SAN FRANCISCO – A federal judge sentenced former California state senator Leland Yee on Wednesday to five years in prison after he acknowledged accepting thousands of dollars in bribes and discussing helping an undercover FBI agent buy automatic weapons from the Philippines.
Prosecutors had recommended that Senior District Court Judge Charles Breyer impose an eight-year sentence, saying that would reflect the extent of Yee's crimes.
Yee's attorneys had called for no more than five years and three months behind bars, saying Yee had a history of public service and his wife was ill.
"I don't feel I should be lenient," Breyer said during the hearing. "The crimes that you committed have resulted in essentially an attack on democratic institutions."
Yee, 67, is a long-time politician who also served in the state Assembly and on the San Francisco Board of Supervisors.
He pleaded guilty in July to one count of conspiracy to engage in racketeering. The charge was filed as part of an organized crime investigation in San Francisco's Chinatown that led to charges against more than two dozen people.
The probe also snared Raymond "Shrimp Boy" Chow, a flamboyant leader of a Chinese fraternal organization -- the Ghee Kung Tong.
Federal agents say one of Chow's associates was Keith Jackson, a former San Francisco school board president and well-known political consultant who raised money for Yee's unsuccessful mayoral run in 2011 and his bid for secretary of state.
Yee was trying to pay off the debt from his mayoral campaign with the money he solicited, prosecutors said.
Jackson led authorities to Yee and pleaded guilty to a racketeering charge. He was also expected to be sentenced Wednesday.
Yee has remained free while awaiting sentencing.
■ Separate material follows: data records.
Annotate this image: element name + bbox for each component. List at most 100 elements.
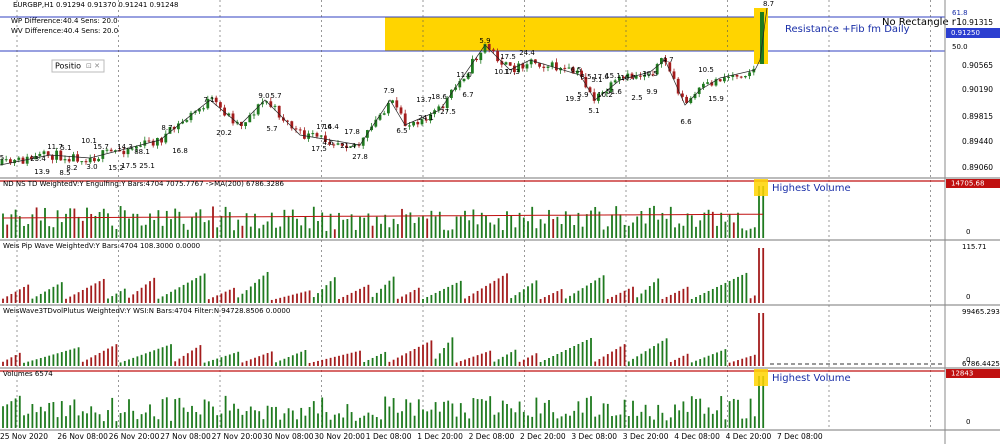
histogram-bar bbox=[174, 361, 177, 366]
histogram-bar bbox=[31, 360, 34, 366]
candle-body bbox=[563, 67, 567, 69]
histogram-bar bbox=[661, 412, 664, 428]
candle-body bbox=[647, 74, 651, 76]
candle-body bbox=[51, 155, 54, 160]
histogram-bar bbox=[132, 357, 135, 366]
histogram-bar bbox=[86, 287, 88, 303]
histogram-bar bbox=[237, 351, 240, 366]
histogram-bar bbox=[388, 227, 391, 238]
histogram-bar bbox=[153, 350, 156, 366]
wave-label: 6.6 bbox=[680, 118, 692, 126]
histogram-bar bbox=[350, 292, 353, 303]
histogram-bar bbox=[216, 358, 219, 366]
wave-label: 5.1 bbox=[591, 76, 602, 84]
panel-label: Volumes 6574 bbox=[3, 370, 53, 378]
histogram-bar bbox=[632, 286, 634, 303]
histogram-bar bbox=[212, 406, 214, 428]
histogram-bar bbox=[241, 362, 244, 366]
histogram-bar bbox=[543, 402, 546, 428]
histogram-bar bbox=[359, 350, 361, 366]
histogram-bar bbox=[262, 224, 265, 238]
histogram-bar bbox=[304, 350, 307, 366]
histogram-bar bbox=[434, 216, 437, 238]
histogram-bar bbox=[569, 415, 571, 428]
histogram-bar bbox=[191, 280, 193, 303]
histogram-bar bbox=[203, 399, 206, 428]
candle-body bbox=[571, 67, 575, 74]
histogram-bar bbox=[716, 225, 718, 238]
histogram-bar bbox=[107, 298, 109, 303]
candle-body bbox=[546, 66, 550, 68]
histogram-bar bbox=[392, 398, 395, 428]
histogram-bar bbox=[665, 420, 668, 428]
histogram-bar bbox=[749, 298, 752, 303]
position-button[interactable] bbox=[51, 59, 105, 73]
wave-label: 10.1 bbox=[494, 68, 510, 76]
histogram-bar bbox=[275, 362, 277, 366]
histogram-bar bbox=[317, 360, 319, 366]
histogram-bar bbox=[543, 297, 546, 303]
histogram-bar bbox=[653, 419, 655, 428]
histogram-bar bbox=[241, 293, 244, 303]
position-button-label[interactable]: Positio bbox=[55, 62, 81, 71]
histogram-bar bbox=[48, 226, 51, 238]
histogram-bar bbox=[291, 294, 294, 303]
histogram-bar bbox=[94, 355, 97, 366]
histogram-bar bbox=[476, 290, 479, 303]
histogram-bar bbox=[304, 415, 307, 428]
axis-max: 115.71 bbox=[962, 243, 987, 251]
histogram-bar bbox=[636, 356, 639, 366]
time-tick: 4 Dec 08:00 bbox=[674, 432, 720, 441]
histogram-bar bbox=[90, 406, 93, 428]
histogram-bar bbox=[644, 404, 647, 428]
histogram-bar bbox=[401, 355, 403, 366]
histogram-bar bbox=[606, 226, 609, 238]
histogram-bar bbox=[266, 221, 269, 238]
histogram-bar bbox=[279, 419, 282, 428]
histogram-bar bbox=[619, 214, 622, 238]
button-icons[interactable]: ⊡ ✕ bbox=[86, 62, 100, 70]
histogram-bar bbox=[350, 214, 353, 238]
candle-body bbox=[298, 129, 302, 131]
histogram-bar bbox=[27, 284, 30, 303]
wave-label: 3.0 bbox=[86, 163, 97, 171]
moving-average bbox=[2, 213, 764, 219]
histogram-bar bbox=[497, 412, 500, 428]
candle-body bbox=[639, 75, 642, 77]
histogram-bar bbox=[338, 355, 340, 366]
histogram-bar bbox=[338, 212, 340, 238]
histogram-bar bbox=[497, 218, 500, 238]
candle-body bbox=[185, 120, 189, 122]
wave-label: 16.8 bbox=[172, 147, 188, 155]
histogram-bar bbox=[300, 351, 303, 366]
histogram-bar bbox=[602, 275, 605, 303]
histogram-bar bbox=[245, 411, 248, 428]
histogram-bar bbox=[459, 403, 462, 428]
histogram-bar bbox=[98, 352, 101, 366]
wave-label: 20.2 bbox=[216, 129, 232, 137]
histogram-bar bbox=[157, 298, 160, 303]
histogram-bar bbox=[207, 299, 210, 303]
histogram-bar bbox=[703, 413, 706, 428]
histogram-bar bbox=[485, 352, 487, 366]
histogram-bar bbox=[581, 288, 584, 303]
histogram-bar bbox=[401, 296, 403, 303]
histogram-bar bbox=[207, 220, 210, 238]
histogram-bar bbox=[182, 284, 185, 303]
histogram-bar bbox=[548, 357, 550, 366]
histogram-bar bbox=[741, 358, 744, 366]
histogram-bar bbox=[602, 403, 605, 428]
candle-body bbox=[706, 82, 709, 84]
histogram-bar bbox=[275, 298, 277, 303]
histogram-bar bbox=[426, 296, 429, 303]
histogram-bar bbox=[468, 418, 471, 428]
candle-body bbox=[42, 151, 46, 154]
histogram-bar bbox=[220, 293, 223, 303]
candle-body bbox=[689, 98, 693, 104]
histogram-bar bbox=[77, 216, 80, 238]
histogram-bar bbox=[69, 349, 72, 366]
histogram-bar bbox=[115, 344, 118, 366]
histogram-bar bbox=[560, 289, 563, 303]
histogram-bar bbox=[35, 359, 38, 366]
histogram-bar bbox=[6, 359, 9, 366]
He acknowledged accepting $11,000 in exchange for setting up a meeting with another state senator, $10,000 for recommending someone for a grant, and $6,800 for providing a certificate on California State Senate letterhead honoring the Ghee Kung Tong.
He also acknowledged that he discussed helping an undercover FBI agent buy automatic weapons from the Philippines that were intended to be brought to the U.S. for distribution.
Prosecutors say Chow and some other members of the fraternal group engaged in drug trafficking, money laundering and the sale of stolen cigarettes and top-shelf liquors.
The case against Chow was largely the work of an undercover FBI agent who posed for years as a foul-mouthed East Coast businessman with mafia ties.